Um estudo novo no resultado da cirurgia cardíaca nos pacientes com cirrose de fígado encontrou que a cirurgia pode com segurança ser executada nos pacientes com a doença mais suave, quando aquelas com cirrose mais severa forem menos prováveis sobreviver.
Os resultados deste estudo aparecem na introdução De julho de 2007 da Transplantação do Fígado, no jornal oficial da Associação Americana para o Estudo das Infecções Hepáticas (AASLD) e na Sociedade Internacional da Transplantação do Fígado (ILTS). O jornal é publicado em nome das sociedades por John Wiley & Filhos, Inc. e é acessível em linha através de Wiley InterScience em http://www.interscience.wiley.com/journal/livertransplantion.
Na cirurgia abdominal, é conhecido que a severidade da cirrose de fígado, como medida pela classificação da Criança-Pugh (um sistema de pontuação usado para calibrar a severidade da infecção hepática) correlaciona directamente com o resultado cirúrgico. Contudo, poucos estudos relataram como estes pacientes vão ao se submeter à cirurgia cardíaca.
Conduzido por Farzan Filsoufi, do Hospital de Monte Sinai em New York, NY, pesquisadores conduziu um estudo retrospectivo dos pacientes que se submeteram à cirurgia cardíaca no Centro Médico de Monte Sinai entre Janeiro de 1998 e Dezembro de 2004, e identificou 27 pacientes que estiveram com a cirrose. Destes, 18 pacientes tiveram a cirurgia cardíaca com desvio cardiopulmonar (máquina do coração-pulmão) quando os outros 9 tiveram a cirurgia sem usar a máquina do coração-pulmão.

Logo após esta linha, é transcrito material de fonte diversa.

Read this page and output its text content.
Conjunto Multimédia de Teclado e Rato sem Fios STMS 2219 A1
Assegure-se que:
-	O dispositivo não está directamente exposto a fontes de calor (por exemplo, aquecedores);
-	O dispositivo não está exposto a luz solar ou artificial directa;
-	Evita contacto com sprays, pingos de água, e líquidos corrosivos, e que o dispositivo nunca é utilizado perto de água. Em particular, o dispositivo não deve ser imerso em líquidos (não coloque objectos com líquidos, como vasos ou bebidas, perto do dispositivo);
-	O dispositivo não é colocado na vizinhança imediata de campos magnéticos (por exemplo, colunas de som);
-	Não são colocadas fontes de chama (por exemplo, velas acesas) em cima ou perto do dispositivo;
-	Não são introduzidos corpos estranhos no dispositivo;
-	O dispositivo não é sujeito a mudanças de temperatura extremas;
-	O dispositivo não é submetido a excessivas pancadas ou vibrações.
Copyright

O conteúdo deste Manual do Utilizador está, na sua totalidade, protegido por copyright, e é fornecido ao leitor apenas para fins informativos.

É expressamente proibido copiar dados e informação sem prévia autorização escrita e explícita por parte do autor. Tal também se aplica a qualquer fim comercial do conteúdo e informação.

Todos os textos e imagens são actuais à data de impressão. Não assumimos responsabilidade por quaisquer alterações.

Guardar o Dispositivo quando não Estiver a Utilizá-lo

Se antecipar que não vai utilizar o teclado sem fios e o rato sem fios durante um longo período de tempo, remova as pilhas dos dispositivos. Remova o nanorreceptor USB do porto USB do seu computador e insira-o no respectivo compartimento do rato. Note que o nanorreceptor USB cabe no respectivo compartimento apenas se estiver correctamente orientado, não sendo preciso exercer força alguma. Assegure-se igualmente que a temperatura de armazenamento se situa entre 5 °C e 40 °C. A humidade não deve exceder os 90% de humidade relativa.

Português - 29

Os resultados mostraram que a mortalidade do hospital aumentada significativamente de acordo com a classificação da Criança-Pugh, com uma taxa de mortalidade de 10 por cento para aquelas com classe A, 18 por cento para aquelas com classe B, e 67 por cento para aquelas com complicações de C. Pós-operatório da classe era igualmente mais alta na classe B e C do que na classe A. Não havia nenhuma correlação entre a mortalidade e a contagem do MELD (Modelo para a Infecção Hepática Da Fase Final), contudo. Os estudos Adiantados relataram uma mortalidade mais alta para a classe B e os pacientes de C do que considerados neste estudo, mas uns estudos mais recentes mostraram uma melhoria em taxas de sobrevivência. O estudo actual confirma uma mais baixa mortalidade para pacientes da classe B, que seja provavelmente devido às melhorias em técnicas cirúrgicas e à gestão de pacientes cardíacos da cirurgia. Além, não havia nenhuma mortalidade para aquelas que tiveram a fora-bomba da cirurgia do desvio de artéria coronária (sem a máquina do coração-pulmão).
Os autores notam que as estratégias alternativas do tratamento são necessários para os pacientes com cirrose avançada e doenças cardiovasculares que exigem a cirurgia. Uma aproximação potencial é uma transplantação combinada do fígado e uma operação cardíaca, e tem estado alguns relatórios positivos que documentam tais casos. “Apesar dos resultados prometedores adiantados com isto a aproximação combinada o número de publicações permanece muito limitada e as posteriores investigações são exigidas determinar o papel desta estratégia do tratamento no armamentarium de cirurgiões cardíacos e da transplantação,” o estado dos autores. Embora a mortalidade do hospital diminuísse neste estudo, as taxas de complicações pós-operatórios na classe B e C eram 55 por cento e 100 por cento respectivamente. O traumatismo Cirúrgico e os efeitos deletérios do desvio cardiopulmonar podem explicar a taxa aumentada de complicações, de acordo com os autores.